Published online by Cambridge University Press: 06 November 2009
As the density of a gas increases, free rotation of the molecules is gradually transformed into rotational diffusion of the molecular orientation. After ‘unfreezing’, rotational motion in molecular crystals also transforms into rotational diffusion. Although a phenomenological description of rotational diffusion with the Debye theory is universal, the gas-like and solid-like mechanisms are different in essence. In a dense gas the change of molecular orientation results from a sequence of short free rotations interrupted by collisions. In contrast, reorientation in solids results from jumps between various directions defined by a crystal structure, and in these orientational ‘sites’ libration occurs during intervals between jumps. We consider these mechanisms to be competing models of molecular rotation in liquids. The only way to discriminate between them is to compare the theory with experiment, which is mainly spectroscopic.
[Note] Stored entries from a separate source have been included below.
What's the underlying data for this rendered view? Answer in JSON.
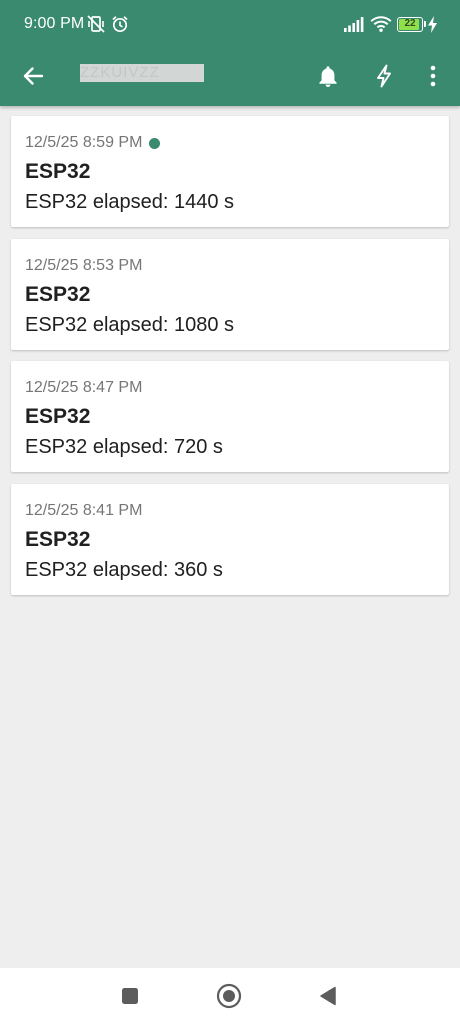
{
  "status_bar": {
    "time": "9:00 PM",
    "battery_level": "22"
  },
  "app_bar": {
    "title": "ZZKUIVZZ",
    "back_icon": "arrow-left-icon",
    "bell_icon": "bell-icon",
    "bolt_icon": "lightning-icon",
    "menu_icon": "more-vert-icon"
  },
  "colors": {
    "primary": "#3a8a70",
    "background": "#eeeeee",
    "card": "#ffffff",
    "text": "#202020",
    "secondary_text": "#767676"
  },
  "notifications": [
    {
      "time": "12/5/25 8:59 PM",
      "title": "ESP32",
      "message": "ESP32 elapsed: 1440 s",
      "unread": true
    },
    {
      "time": "12/5/25 8:53 PM",
      "title": "ESP32",
      "message": "ESP32 elapsed: 1080 s",
      "unread": false
    },
    {
      "time": "12/5/25 8:47 PM",
      "title": "ESP32",
      "message": "ESP32 elapsed: 720 s",
      "unread": false
    },
    {
      "time": "12/5/25 8:41 PM",
      "title": "ESP32",
      "message": "ESP32 elapsed: 360 s",
      "unread": false
    }
  ],
  "nav_bar": {
    "recents_icon": "square-icon",
    "home_icon": "circle-icon",
    "back_icon": "triangle-back-icon"
  }
}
Line-shape analysis of the absorption or scattering spectra supplies us with normalized contours Gℓ(ω) which are the spectra of orientational correlation functions Kℓ = 〈Pℓ; [u(t)·u(0)]〉. The full set of averaged Legendre polynomials unambiguously defines the orientational relaxation of a linear or spherical rotator whose molecular axis is directed along the unit vector u(t). Unfortunately, only the lowest few Kℓ are available from spectroscopic investigation. The infrared (IR) rotovibrational spectroscopy of polar molecules gives us G1(ω – ωυ) which is composed of some rotational branches around vibrational frequency ωυ.